The FINANCIAL — Amgen on July 16 announced the top-line results of a Phase 2 open-label, single-arm, multicenter trial to evaluate the efficacy and safety of BLINCYTO (blinatumomab) in adults with relapsed or refractory Philadelphia chromosome-positive (Ph+) B-cell precursor acute lymphoblastic leukemia (ALL).
The investigational study showed blinatumomab monotherapy induced a complete remission or complete remission with partial hematological recovery within two cycles of treatment in a clinically meaningful number of patients.
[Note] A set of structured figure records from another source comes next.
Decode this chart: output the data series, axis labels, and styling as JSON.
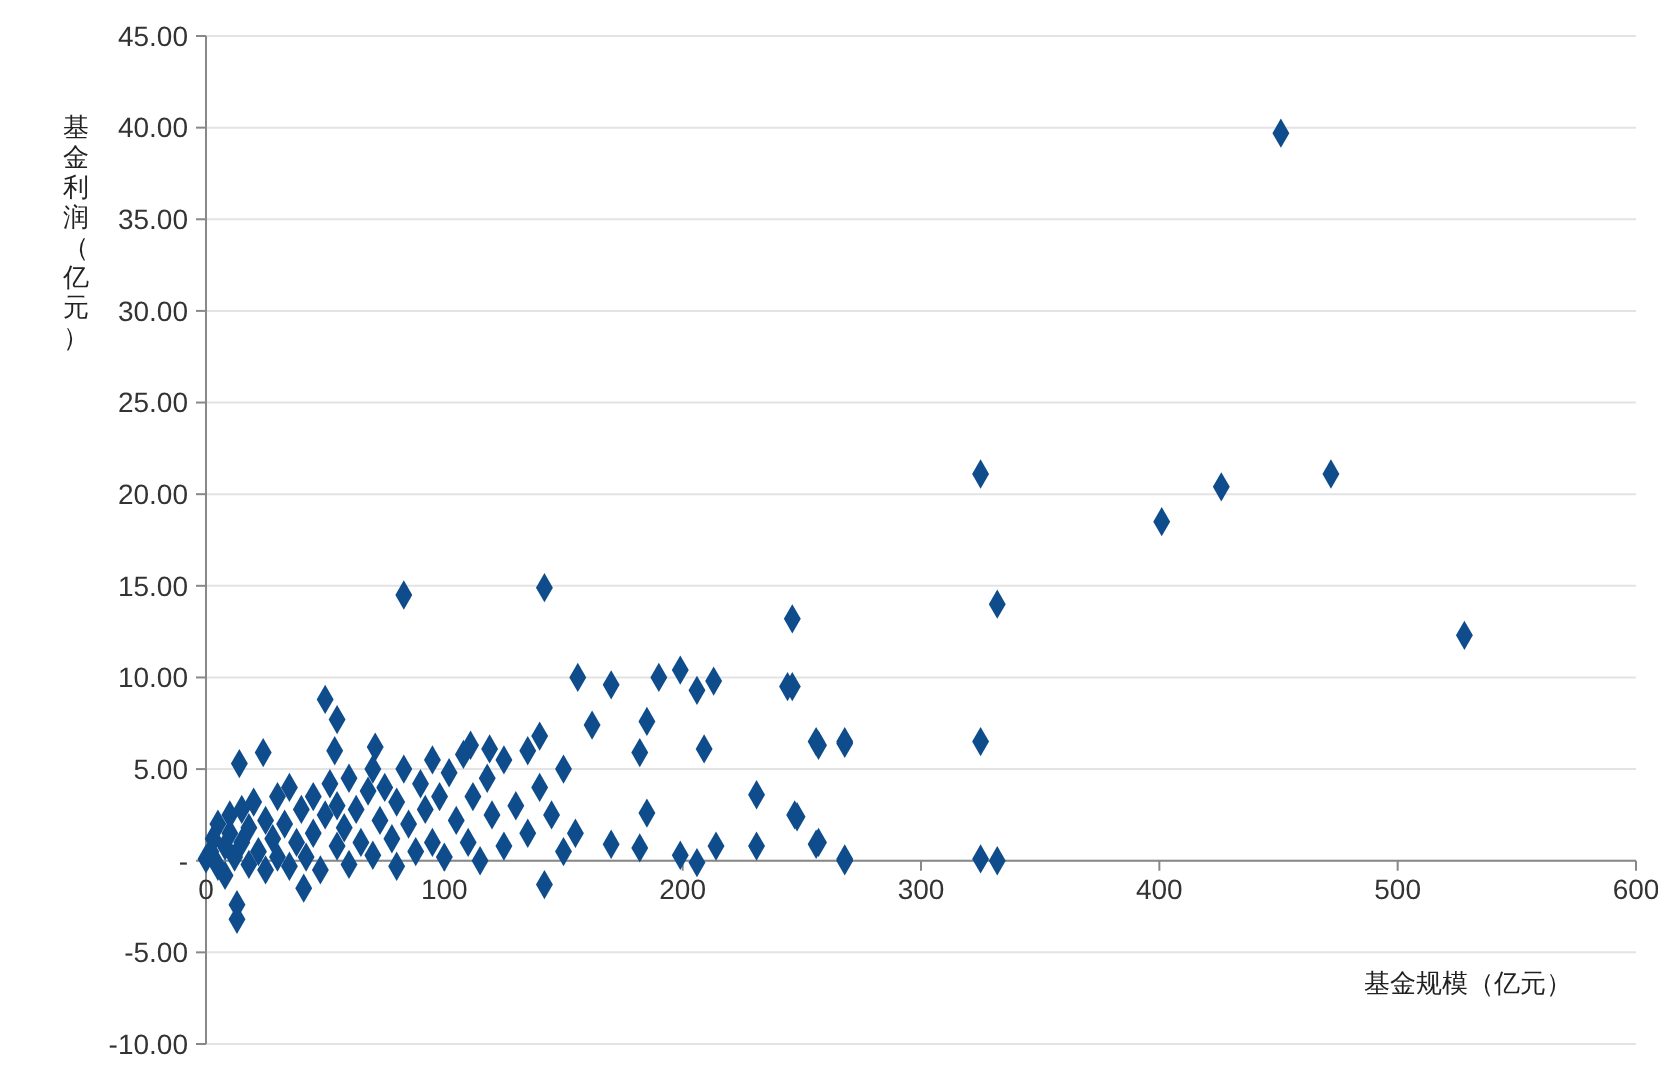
{
  "chart_data": {
    "type": "scatter",
    "xlabel": "基金规模（亿元）",
    "ylabel": "基金利润（亿元）",
    "xlim": [
      0,
      600
    ],
    "xticks": [
      0,
      100,
      200,
      300,
      400,
      500,
      600
    ],
    "ylim": [
      -10,
      45
    ],
    "yticks": [
      {
        "value": -10,
        "label": "-10.00"
      },
      {
        "value": -5,
        "label": "-5.00"
      },
      {
        "value": 0,
        "label": "-"
      },
      {
        "value": 5,
        "label": "5.00"
      },
      {
        "value": 10,
        "label": "10.00"
      },
      {
        "value": 15,
        "label": "15.00"
      },
      {
        "value": 20,
        "label": "20.00"
      },
      {
        "value": 25,
        "label": "25.00"
      },
      {
        "value": 30,
        "label": "30.00"
      },
      {
        "value": 35,
        "label": "35.00"
      },
      {
        "value": 40,
        "label": "40.00"
      },
      {
        "value": 45,
        "label": "45.00"
      }
    ],
    "grid": "y",
    "marker": "diamond",
    "series": [
      {
        "color": "#0f4c8c",
        "x": [
          451,
          325,
          472,
          426,
          401,
          332,
          528,
          83,
          142,
          246,
          325,
          325,
          332,
          268,
          256,
          268,
          246,
          248,
          256,
          156,
          170,
          190,
          199,
          206,
          213,
          244,
          185,
          50,
          55,
          54,
          71,
          182,
          209,
          257,
          268,
          231,
          185,
          247,
          170,
          182,
          199,
          214,
          231,
          257,
          268,
          206,
          162,
          14,
          24,
          41,
          13,
          13,
          142,
          140,
          111,
          119,
          0,
          2,
          3,
          5,
          5,
          8,
          8,
          10,
          10,
          12,
          15,
          15,
          18,
          18,
          20,
          22,
          25,
          25,
          28,
          30,
          30,
          33,
          35,
          35,
          38,
          40,
          42,
          45,
          45,
          48,
          50,
          52,
          55,
          55,
          58,
          60,
          60,
          63,
          65,
          68,
          70,
          70,
          73,
          75,
          78,
          80,
          80,
          83,
          85,
          88,
          90,
          92,
          95,
          95,
          98,
          100,
          102,
          105,
          108,
          110,
          112,
          115,
          118,
          120,
          125,
          125,
          130,
          135,
          135,
          140,
          145,
          150,
          150,
          155
        ],
        "values": [
          39.7,
          21.1,
          21.1,
          20.4,
          18.5,
          14.0,
          12.3,
          14.5,
          14.9,
          13.2,
          6.5,
          0.1,
          0,
          6.5,
          6.5,
          0.1,
          9.5,
          2.4,
          0.9,
          10.0,
          9.6,
          10.0,
          10.4,
          9.3,
          9.8,
          9.5,
          7.6,
          8.8,
          7.7,
          6.0,
          6.2,
          5.9,
          6.1,
          6.3,
          6.4,
          3.6,
          2.6,
          2.5,
          0.9,
          0.7,
          0.3,
          0.8,
          0.8,
          1.0,
          0.0,
          -0.1,
          7.4,
          5.3,
          5.9,
          -1.5,
          -2.4,
          -3.2,
          -1.3,
          6.8,
          6.3,
          6.1,
          0.1,
          0.5,
          1.2,
          -0.3,
          2.0,
          0.8,
          -0.8,
          1.5,
          2.5,
          0.2,
          1.0,
          2.8,
          -0.2,
          1.8,
          3.2,
          0.5,
          2.2,
          -0.5,
          1.2,
          3.5,
          0.2,
          2.0,
          -0.3,
          4.0,
          1.0,
          2.8,
          0.2,
          3.5,
          1.5,
          -0.5,
          2.5,
          4.2,
          0.8,
          3.0,
          1.8,
          4.5,
          -0.2,
          2.8,
          1.0,
          3.8,
          0.3,
          5.0,
          2.2,
          4.0,
          1.2,
          3.2,
          -0.3,
          5.0,
          2.0,
          0.5,
          4.2,
          2.8,
          5.5,
          1.0,
          3.5,
          0.2,
          4.8,
          2.2,
          5.8,
          1.0,
          3.5,
          0.0,
          4.5,
          2.5,
          5.5,
          0.8,
          3.0,
          1.5,
          6.0,
          4.0,
          2.5,
          0.5,
          5.0,
          1.5
        ]
      }
    ]
  }
}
Overall safety results from this study were consistent with the known blinatumomab safety profile, according to Amgen.
The data will be submitted to a future medical conference and for publication.
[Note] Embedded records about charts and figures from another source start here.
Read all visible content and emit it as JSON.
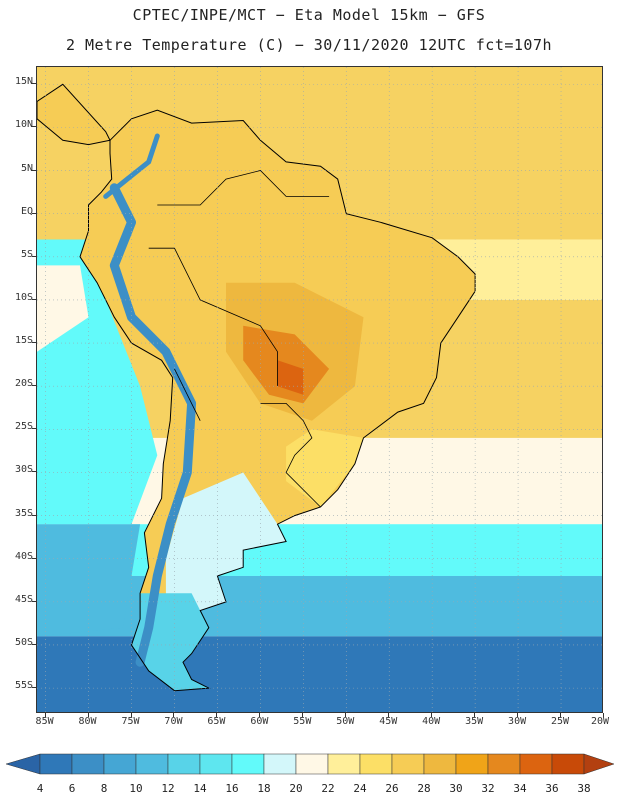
{
  "title": {
    "line1": "CPTEC/INPE/MCT −  Eta Model 15km − GFS",
    "line2": "2 Metre Temperature (C) − 30/11/2020 12UTC fct=107h"
  },
  "axes": {
    "lat_labels": [
      "15N",
      "10N",
      "5N",
      "EQ",
      "5S",
      "10S",
      "15S",
      "20S",
      "25S",
      "30S",
      "35S",
      "40S",
      "45S",
      "50S",
      "55S"
    ],
    "lat_values": [
      15,
      10,
      5,
      0,
      -5,
      -10,
      -15,
      -20,
      -25,
      -30,
      -35,
      -40,
      -45,
      -50,
      -55
    ],
    "lon_labels": [
      "85W",
      "80W",
      "75W",
      "70W",
      "65W",
      "60W",
      "55W",
      "50W",
      "45W",
      "40W",
      "35W",
      "30W",
      "25W",
      "20W"
    ],
    "lon_values": [
      -85,
      -80,
      -75,
      -70,
      -65,
      -60,
      -55,
      -50,
      -45,
      -40,
      -35,
      -30,
      -25,
      -20
    ],
    "lat_range": [
      -58,
      17
    ],
    "lon_range": [
      -86,
      -20
    ],
    "grid": "dotted"
  },
  "colorbar": {
    "levels": [
      "4",
      "6",
      "8",
      "10",
      "12",
      "14",
      "16",
      "18",
      "20",
      "22",
      "24",
      "26",
      "28",
      "30",
      "32",
      "34",
      "36",
      "38"
    ],
    "colors": [
      "#2a64a6",
      "#2f78b8",
      "#3c8fc6",
      "#45a6d4",
      "#4fbbdf",
      "#58d3e8",
      "#5ee6ef",
      "#62fafa",
      "#d3f7fa",
      "#fff8e6",
      "#ffef9a",
      "#fcdf66",
      "#f6cc55",
      "#eeb83f",
      "#f0a418",
      "#e5881e",
      "#dc6410",
      "#c84a08",
      "#b34010"
    ]
  },
  "map": {
    "ocean_colors": {
      "tropics": "#f6d262",
      "subtropic": "#ffef9a",
      "cream": "#fff8e6",
      "cyan": "#62fafa",
      "mid": "#4fbbdf",
      "deep": "#2f78b8"
    },
    "land_colors": {
      "base": "#f6cc55",
      "warm": "#eeb83f",
      "hot": "#e5881e",
      "hotspot": "#dc6410",
      "cool": "#fcdf66",
      "andes": "#3c8fc6",
      "patagonia": "#58d3e8",
      "south_land": "#d3f7fa"
    },
    "border_color": "#000000"
  }
}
“These top-line results are encouraging and support blinatumomab as a potential treatment option for patients with relapsed or refractory Philadelphia chromosome-positive B-cell precursor ALL,” said Sean E. Harper, M.D., executive vice president of Research and Development at Amgen. “We are hopeful that our comprehensive ALL development program for blinatumomab, the first clinical and regulatory validation of the BiTE® platform, will continue to demonstrate clinical effectiveness for patients with this serious disease.”
Philadelphia chromosome-positive B-cell precursor ALL
Approximately one-fourth of adult ALL expresses the oncogenic protein BCR-ABL1 that results from the t (9;22) chromosome translocation known as the Philadelphia chromosome.
Trial Design (NCT02000427)
This study enrolled adult subjects with relapsed or refractory Ph+ B-cell precursor ALL. This was an open-label, single-arm, multicenter study consisting of a screening period, an induction treatment period (two cycles of blinatumomab), a consolidation treatment period (up to three additional cycles of blinatumomab for applicable subjects), and a safety follow-up visit 30 days after treatment. Following the safety follow-up visit, subjects were followed for response duration and survival every 3 months for 18 months or death, whichever occurred first.